Oliver Reese, Intendant Berliner Ensemble
"Den Vorschlag die Mutter zu inszenieren, war ein Vorschlag von der jungen Regisseurin Christiana Tscharyisky. Ein Stück, wo man beim Lesen sagen würde: Geht das überhaupt noch? Wir spielen es. Und man sieht, die Leute drängen da rein. Wir haben ein extrem junges Publikum."
"Was vom Menschen geschaffen wurde, kann vom Menschen verändert werden. 1. Erkenne deine Lage! Wähle dein Handeln! 3. Warte nicht bis man dir die Haut abzieht! 4. Nur wenn wir solidarisch handeln, können wir neue Verhältnisse etablieren. 6. Informiere Dich, sei kritisch! 7. Du musst alles wissen! 8. Wer verloren ist, der kämpfe."
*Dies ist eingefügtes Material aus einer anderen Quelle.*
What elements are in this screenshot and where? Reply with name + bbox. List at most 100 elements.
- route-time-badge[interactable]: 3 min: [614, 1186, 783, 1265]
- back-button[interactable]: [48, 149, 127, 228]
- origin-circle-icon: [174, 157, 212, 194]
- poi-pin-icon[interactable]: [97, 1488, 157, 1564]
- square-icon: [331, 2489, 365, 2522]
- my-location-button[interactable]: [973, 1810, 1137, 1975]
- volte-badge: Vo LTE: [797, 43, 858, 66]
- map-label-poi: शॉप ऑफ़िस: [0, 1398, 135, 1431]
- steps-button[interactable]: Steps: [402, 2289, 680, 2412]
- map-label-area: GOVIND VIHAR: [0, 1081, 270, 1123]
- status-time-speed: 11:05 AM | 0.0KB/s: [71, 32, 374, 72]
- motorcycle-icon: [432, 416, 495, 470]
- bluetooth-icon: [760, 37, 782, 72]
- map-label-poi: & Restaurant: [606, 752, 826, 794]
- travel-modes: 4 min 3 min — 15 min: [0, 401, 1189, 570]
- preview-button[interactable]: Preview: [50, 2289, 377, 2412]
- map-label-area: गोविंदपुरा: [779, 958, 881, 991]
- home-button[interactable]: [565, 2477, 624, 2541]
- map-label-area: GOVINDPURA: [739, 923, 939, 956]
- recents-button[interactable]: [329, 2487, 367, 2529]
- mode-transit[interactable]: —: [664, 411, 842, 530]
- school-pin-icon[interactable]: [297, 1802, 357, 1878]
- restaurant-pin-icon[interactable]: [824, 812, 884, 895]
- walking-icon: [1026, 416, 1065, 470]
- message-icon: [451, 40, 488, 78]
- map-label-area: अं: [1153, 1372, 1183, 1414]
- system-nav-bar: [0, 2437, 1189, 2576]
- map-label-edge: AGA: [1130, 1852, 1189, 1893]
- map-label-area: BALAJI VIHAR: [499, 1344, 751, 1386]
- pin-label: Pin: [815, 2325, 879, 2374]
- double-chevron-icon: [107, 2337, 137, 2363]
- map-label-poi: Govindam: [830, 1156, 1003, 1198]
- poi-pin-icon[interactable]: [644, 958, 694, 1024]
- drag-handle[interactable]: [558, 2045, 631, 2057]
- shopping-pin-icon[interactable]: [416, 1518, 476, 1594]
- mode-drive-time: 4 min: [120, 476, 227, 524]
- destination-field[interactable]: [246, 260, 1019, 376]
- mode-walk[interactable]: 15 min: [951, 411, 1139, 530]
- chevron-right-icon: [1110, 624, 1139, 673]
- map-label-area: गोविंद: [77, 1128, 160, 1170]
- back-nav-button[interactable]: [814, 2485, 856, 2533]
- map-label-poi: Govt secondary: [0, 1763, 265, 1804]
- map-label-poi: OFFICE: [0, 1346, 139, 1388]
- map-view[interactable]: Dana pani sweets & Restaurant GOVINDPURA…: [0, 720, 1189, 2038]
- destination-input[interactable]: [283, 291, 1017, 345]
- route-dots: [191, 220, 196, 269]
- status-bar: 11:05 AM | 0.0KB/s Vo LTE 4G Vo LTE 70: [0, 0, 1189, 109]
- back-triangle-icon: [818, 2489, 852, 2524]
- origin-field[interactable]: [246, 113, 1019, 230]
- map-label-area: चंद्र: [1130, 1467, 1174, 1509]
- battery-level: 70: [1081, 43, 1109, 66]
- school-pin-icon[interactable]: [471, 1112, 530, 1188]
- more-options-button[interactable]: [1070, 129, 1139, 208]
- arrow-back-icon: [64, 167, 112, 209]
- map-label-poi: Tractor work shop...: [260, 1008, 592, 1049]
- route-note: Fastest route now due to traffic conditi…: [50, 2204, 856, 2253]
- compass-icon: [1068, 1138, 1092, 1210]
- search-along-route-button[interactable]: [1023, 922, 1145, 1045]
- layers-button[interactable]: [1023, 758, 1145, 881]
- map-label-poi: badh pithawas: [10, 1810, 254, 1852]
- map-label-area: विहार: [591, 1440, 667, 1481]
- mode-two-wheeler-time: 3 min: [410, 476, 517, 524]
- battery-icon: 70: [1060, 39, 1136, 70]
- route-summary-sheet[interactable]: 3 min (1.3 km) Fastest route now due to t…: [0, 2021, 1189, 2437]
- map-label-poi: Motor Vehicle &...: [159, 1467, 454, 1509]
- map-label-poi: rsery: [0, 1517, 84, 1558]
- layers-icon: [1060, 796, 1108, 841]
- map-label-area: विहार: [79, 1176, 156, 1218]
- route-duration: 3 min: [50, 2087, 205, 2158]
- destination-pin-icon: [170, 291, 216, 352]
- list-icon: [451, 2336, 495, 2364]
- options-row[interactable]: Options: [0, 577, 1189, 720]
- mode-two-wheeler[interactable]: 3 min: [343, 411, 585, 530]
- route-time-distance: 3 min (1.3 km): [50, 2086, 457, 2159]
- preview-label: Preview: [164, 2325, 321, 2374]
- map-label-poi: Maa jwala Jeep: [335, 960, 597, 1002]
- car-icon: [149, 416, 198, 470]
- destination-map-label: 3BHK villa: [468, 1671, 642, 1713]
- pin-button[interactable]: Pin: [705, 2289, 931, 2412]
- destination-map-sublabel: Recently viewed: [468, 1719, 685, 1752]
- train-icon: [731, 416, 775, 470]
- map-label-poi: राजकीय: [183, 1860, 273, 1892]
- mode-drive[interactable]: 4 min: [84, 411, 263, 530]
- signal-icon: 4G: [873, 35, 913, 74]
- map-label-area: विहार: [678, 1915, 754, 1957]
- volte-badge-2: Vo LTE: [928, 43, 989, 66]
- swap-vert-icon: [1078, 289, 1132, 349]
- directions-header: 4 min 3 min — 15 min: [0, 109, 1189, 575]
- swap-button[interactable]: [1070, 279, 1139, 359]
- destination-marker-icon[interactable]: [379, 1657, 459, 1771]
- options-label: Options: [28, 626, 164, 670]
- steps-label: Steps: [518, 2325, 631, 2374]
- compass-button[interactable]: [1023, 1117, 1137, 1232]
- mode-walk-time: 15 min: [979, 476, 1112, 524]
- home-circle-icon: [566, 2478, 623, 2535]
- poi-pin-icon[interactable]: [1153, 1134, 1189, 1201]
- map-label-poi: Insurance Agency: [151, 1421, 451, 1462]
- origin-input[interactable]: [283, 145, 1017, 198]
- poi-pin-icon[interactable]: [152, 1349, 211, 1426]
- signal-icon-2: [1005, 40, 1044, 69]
Christina Tscharyiski, Regisseurin
"Es geht um Epowerment, es geht wirklich darum, dass man sich aus einer gefühlten Ohnmacht heraus bewegen kann und im Zusammenschluss von Menschen, in einer Bewegung wirklich Macht hat."
"Was kann ich, Pelageja Plassowa, Witwe eines Arbeiters und Mutter eines Arbeiters tun?"
Christina Tscharyiski, Regisseurin
"Es gibt ja sehr viel Klick-Aktivismus, Internet-Aktivismus. Aber letztendlich gibt es eine große Vereinzelung in der Gesellschaft. Und es ist schwierig sich zu organisieren, wenn man nur vor seinem Bildschirm sitzt. Für ne gerechtere Welt müssen wir alle auf die Barrikaden geht. Da wird noch viel auf uns zukommen in den nächsten Jahren."
"An wem liegt es, wenn die Unterdrückung bleibt? An uns! An wem liegt es, wenn sie zerbrochen wird? An uns! Wer niedergeschlagen wird, der erhebe sich! Wer verloren ist, kämpfe!"